Start with a manifest. Give every hook a slug, event, matcher, command, safety note, and owner. Add a dry-run mode that writes to a fixture settings file. Always create a backup before editing real settings. Make install idempotent. Make remove explicit.
That is enough to turn Claude Code hooks from scattered JSON snippets into team infrastructure.
For the rest of the agent tooling stack, pair this with Promptlock for prompt versioning on the way in, and TraceTrail for replayable runs on the way out. Versioned prompts, guarded tools, replayable runs. Three small share-link primitives that finally make agent work feel like normal software work. The full lineup lives on the compare hub.
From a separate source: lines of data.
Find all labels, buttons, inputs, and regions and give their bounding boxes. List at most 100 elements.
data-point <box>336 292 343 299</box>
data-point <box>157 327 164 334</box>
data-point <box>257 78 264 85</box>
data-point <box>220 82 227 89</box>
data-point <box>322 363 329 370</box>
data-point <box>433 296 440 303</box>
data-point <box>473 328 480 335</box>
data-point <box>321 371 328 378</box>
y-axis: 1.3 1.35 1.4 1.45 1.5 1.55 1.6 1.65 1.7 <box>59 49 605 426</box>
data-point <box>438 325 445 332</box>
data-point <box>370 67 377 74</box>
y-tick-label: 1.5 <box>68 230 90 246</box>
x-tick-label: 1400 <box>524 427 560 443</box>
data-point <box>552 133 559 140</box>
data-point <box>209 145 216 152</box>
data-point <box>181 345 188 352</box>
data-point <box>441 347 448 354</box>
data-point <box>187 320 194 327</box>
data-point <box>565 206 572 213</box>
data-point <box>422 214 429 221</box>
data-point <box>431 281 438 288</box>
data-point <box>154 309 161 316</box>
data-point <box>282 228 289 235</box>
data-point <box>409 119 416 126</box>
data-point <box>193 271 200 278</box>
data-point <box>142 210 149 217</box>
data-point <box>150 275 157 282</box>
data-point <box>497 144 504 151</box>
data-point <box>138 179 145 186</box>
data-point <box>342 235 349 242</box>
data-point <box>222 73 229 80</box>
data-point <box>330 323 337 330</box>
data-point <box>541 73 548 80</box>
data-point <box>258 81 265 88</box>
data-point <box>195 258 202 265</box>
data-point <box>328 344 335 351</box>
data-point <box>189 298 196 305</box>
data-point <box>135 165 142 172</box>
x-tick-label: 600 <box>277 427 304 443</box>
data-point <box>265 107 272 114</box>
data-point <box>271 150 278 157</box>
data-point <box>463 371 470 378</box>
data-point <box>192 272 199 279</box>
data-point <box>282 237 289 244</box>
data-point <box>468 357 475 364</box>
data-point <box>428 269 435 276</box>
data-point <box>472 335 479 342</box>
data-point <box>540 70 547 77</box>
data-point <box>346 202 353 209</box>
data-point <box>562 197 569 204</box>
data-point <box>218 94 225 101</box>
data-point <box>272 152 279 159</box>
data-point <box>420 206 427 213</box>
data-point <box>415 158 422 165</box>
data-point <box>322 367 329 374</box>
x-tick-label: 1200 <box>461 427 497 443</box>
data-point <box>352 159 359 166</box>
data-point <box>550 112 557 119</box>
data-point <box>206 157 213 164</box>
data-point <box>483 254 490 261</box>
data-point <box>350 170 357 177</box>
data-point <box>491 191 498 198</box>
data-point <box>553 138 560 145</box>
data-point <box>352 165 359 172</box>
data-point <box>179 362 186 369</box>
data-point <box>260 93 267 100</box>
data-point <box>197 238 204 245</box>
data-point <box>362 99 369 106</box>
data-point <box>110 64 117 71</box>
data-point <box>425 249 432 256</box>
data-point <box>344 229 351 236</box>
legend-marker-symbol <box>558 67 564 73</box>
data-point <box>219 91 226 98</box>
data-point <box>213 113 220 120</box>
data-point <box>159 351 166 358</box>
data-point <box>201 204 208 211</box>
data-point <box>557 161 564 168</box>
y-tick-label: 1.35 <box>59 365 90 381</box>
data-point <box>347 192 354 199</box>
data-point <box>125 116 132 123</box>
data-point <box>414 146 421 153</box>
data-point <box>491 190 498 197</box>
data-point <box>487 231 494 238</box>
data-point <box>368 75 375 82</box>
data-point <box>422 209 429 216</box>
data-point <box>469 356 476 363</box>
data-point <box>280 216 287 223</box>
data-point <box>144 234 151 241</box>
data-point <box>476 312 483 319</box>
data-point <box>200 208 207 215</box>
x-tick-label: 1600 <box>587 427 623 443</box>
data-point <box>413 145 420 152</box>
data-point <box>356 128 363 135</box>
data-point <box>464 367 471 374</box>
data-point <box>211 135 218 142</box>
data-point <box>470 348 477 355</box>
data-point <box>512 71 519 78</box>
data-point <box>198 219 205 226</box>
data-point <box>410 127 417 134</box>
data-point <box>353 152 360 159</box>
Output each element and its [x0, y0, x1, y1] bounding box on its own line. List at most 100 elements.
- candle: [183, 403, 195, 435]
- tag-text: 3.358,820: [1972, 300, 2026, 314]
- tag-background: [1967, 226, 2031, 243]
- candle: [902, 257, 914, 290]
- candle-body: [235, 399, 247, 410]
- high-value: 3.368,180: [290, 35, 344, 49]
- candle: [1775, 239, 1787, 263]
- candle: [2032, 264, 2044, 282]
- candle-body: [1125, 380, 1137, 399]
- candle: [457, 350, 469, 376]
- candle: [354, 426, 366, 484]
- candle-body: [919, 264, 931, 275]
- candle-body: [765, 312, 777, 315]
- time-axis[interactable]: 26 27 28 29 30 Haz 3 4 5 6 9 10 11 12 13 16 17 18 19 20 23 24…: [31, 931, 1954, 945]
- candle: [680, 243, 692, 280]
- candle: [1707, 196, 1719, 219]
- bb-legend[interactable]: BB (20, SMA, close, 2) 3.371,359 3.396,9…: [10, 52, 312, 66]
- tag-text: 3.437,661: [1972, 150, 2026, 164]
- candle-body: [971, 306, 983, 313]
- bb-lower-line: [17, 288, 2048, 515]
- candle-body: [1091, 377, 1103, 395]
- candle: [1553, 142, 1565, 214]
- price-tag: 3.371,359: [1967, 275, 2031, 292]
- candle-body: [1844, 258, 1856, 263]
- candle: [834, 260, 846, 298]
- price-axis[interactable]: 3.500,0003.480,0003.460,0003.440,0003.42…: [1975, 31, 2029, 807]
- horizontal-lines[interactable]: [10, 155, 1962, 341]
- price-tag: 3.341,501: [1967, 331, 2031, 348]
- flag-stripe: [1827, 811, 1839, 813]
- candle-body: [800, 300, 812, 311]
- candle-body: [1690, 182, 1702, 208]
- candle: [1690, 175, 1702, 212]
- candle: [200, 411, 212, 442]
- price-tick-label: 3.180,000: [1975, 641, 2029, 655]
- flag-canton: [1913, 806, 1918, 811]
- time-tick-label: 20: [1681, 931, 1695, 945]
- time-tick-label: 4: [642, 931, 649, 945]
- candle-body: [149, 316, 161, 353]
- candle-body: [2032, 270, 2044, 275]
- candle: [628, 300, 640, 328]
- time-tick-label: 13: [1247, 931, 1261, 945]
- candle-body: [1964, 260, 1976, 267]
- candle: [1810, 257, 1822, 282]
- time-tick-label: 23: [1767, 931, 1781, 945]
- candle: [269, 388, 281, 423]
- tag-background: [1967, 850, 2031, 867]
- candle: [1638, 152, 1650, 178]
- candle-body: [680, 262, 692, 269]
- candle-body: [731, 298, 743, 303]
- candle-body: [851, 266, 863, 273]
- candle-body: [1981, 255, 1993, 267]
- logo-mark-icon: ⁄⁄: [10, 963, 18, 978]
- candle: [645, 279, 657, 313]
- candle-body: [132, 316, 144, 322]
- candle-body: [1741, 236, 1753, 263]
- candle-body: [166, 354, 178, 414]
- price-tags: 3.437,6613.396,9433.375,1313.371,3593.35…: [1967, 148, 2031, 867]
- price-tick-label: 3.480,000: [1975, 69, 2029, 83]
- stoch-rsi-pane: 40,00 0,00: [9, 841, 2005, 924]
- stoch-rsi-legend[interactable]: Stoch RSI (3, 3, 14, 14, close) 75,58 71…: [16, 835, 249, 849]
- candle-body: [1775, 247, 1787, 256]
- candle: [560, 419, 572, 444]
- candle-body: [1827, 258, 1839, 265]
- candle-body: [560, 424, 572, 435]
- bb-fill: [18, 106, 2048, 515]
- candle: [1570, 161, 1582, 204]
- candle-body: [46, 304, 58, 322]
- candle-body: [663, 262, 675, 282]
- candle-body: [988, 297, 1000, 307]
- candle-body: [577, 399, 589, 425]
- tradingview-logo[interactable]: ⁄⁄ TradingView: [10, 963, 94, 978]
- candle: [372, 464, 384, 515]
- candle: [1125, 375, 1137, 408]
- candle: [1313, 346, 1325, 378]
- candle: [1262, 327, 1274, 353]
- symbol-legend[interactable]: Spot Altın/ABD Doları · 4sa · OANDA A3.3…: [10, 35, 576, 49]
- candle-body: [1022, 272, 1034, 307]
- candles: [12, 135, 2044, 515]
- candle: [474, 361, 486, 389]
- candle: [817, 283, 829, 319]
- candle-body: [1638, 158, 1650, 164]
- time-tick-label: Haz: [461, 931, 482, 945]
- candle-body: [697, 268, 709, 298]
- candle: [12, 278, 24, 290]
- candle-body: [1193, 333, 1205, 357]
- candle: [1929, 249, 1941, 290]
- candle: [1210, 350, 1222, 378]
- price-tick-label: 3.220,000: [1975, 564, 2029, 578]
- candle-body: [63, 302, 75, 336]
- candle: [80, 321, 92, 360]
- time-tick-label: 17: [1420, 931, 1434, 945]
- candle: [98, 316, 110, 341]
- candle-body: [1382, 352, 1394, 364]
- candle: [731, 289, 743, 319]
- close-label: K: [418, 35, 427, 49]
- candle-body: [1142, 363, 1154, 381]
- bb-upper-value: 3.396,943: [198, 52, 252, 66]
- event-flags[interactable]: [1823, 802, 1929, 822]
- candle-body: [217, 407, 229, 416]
Not as of this June 24, 2026 refresh. npm view hookyard returned a 404 during verification, so this article should be read as a hook-package-manager pattern rather than a live install guide.
Hooks can block dangerous tools, log usage, run tests, redact prompts, and notify teams. Without a catalog, backup, dry-run, and idempotent install flow, teams end up copy-pasting JSON into settings files by hand.
At minimum: slug, name, event, matcher, command, description, safety notes, owner, version, and whether the command is demo-only. The manifest should make review possible before the hook touches a real settings file.
A read-only logging hook or a destructive-command blocker is usually the safest starting point. Avoid hooks that mutate source files, send network requests, or edit credentials until your team has reviewed the command and rollback path.